Try it ... on anything but the most trivial scenes it breaks horribly. Even double precision is only barely adequate in some cases (think intersecting isosurfaces)

For scientific apps, single precision is at best good enough for a rough guess of the answer. You can see this by glancing over papers in the relevant fields - the only people doing single precision work are the people using GPGPUs. And the only use their code gets is to show some factor of improvement for some particular configuration that doesn't break when using single precision. Anyone doing the "real" work in the field has requirements that can't be satisfied by single precision.
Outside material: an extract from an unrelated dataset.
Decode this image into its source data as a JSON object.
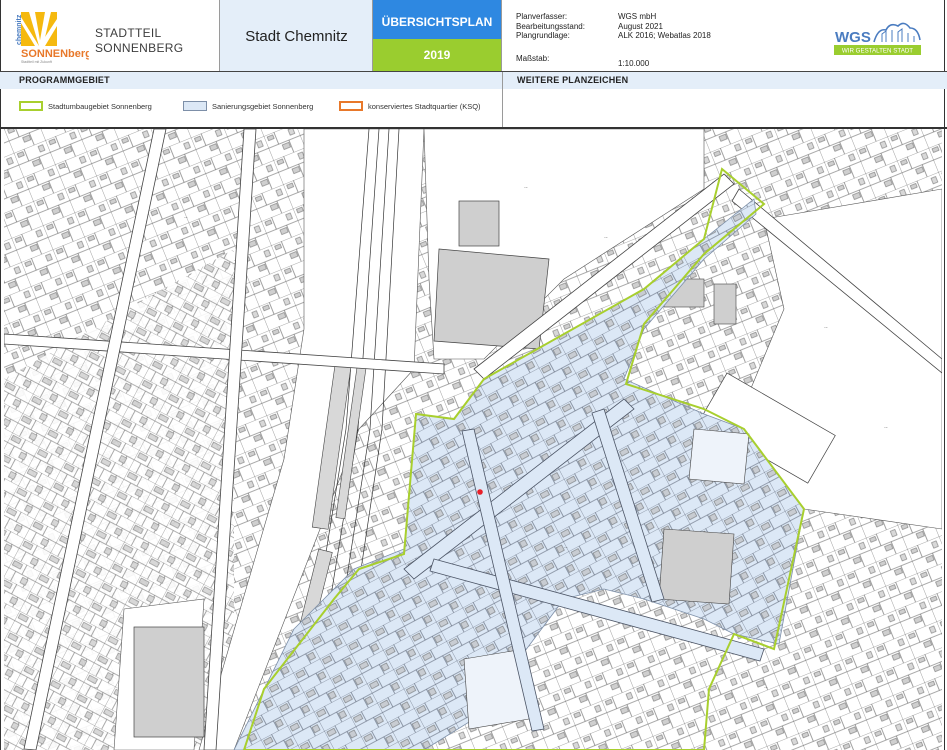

To put this in context, I'm in the group of people using (or trying to use) GPUs for scientific applications, rather than the group doing the real work. Most of my time is spent trying to find parts of the problem that take up a lot of time and don't break under single precision.
We are always faced with a crossroads when it comes to technological innovation. From 16-32-64 bit. From CLI to GUI. Yes you can include now from SP to DP. At this moment there are few things that will take advantage of double precision, but that's partially due to the lack of relatively cheap DP capable equipment. Particularly DP equipment that isn't a nightmare to code on.

The areas it will likely be used in, research, educational environs, et al, are not like the retail sector. The retail sector is too cheap to move from 32-64bit software & drivers right now. Look at the research realm, and ask yourself how many mid-high end research environs still use 32bit. I know of several friends in particle physics alone that switched before MS had even created XP x64 edition (much less Vista) because of the advantages. I know they will love DP in their calculations (as well as those involved in Fluid Dynamics and numerous other engineering fields).
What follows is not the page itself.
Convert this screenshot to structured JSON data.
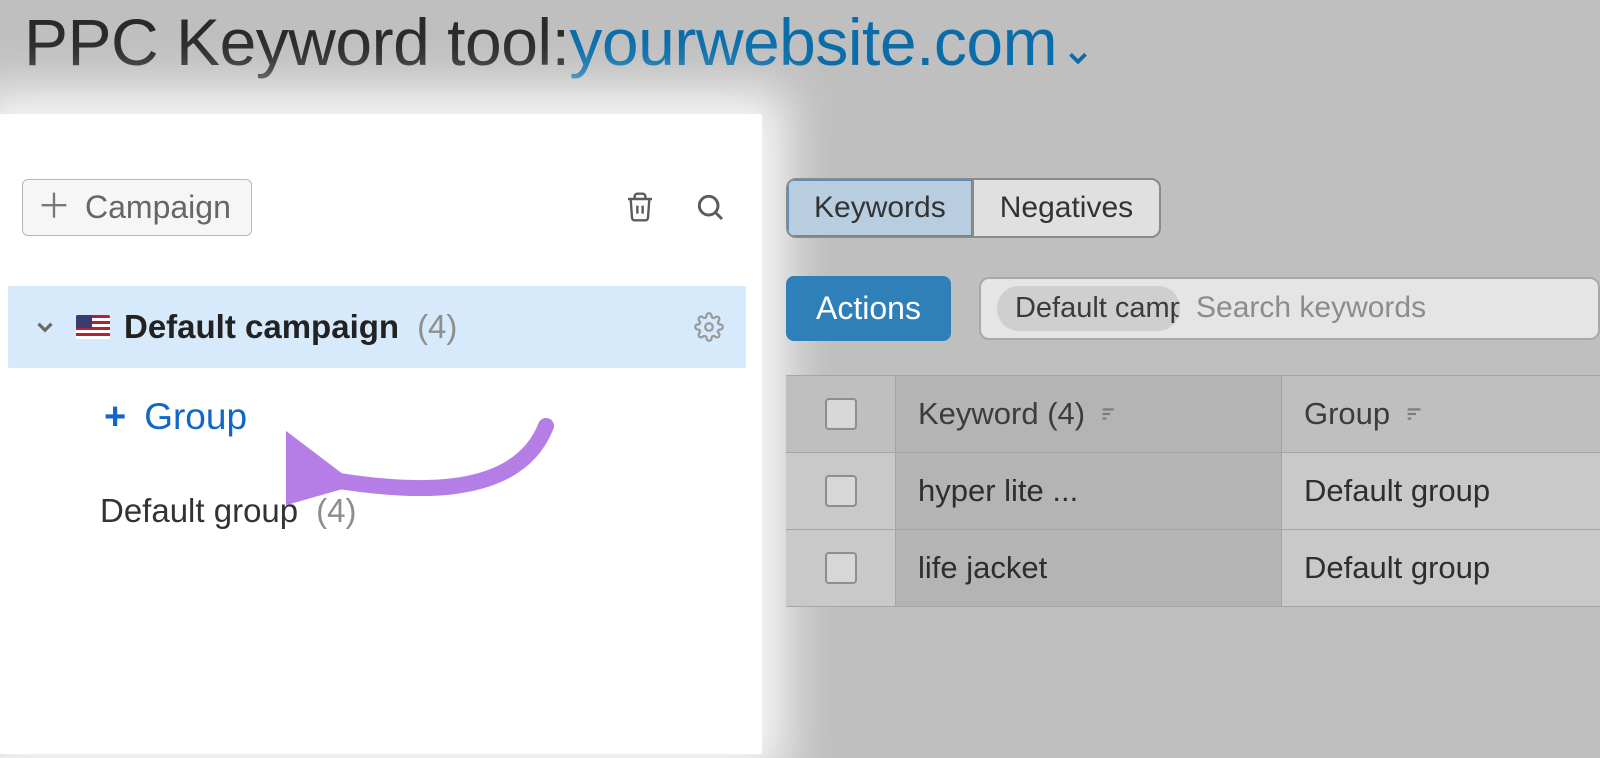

The present always seems like enough, unless you were looking for more in the first place. The present always seems like enough, until you're dragged into the next generation and realize what you were missing. I doubt single precision will be enough for anyone that could, just could, benefit in a tiny from double precision.
This may be the most abreviation-soaked "what does it mean in the real world?" article ever. This is the kind of thing that gives techs a bad name. ;o)
You guys should educate yourselves before speaking as an authority on technical subjects. You simply miss the point in so many ways. But bottom line is that insiders know that there are many, many applications being written right now where IEEE double precision floats are reqired. You will see the first applicaitons in scientific and engineering apps, things like CAD model FEA analysis simply BEG for acceleration and have for years. Then there's image processing, NLP, etc etc etc. I don't have time to enumerate the many apps where this will be big but bottom line is that you are confused. Take a breather, get your college education you put off to surf the web and come back being able to talk sense rather than spew balony and we all will be the better for it.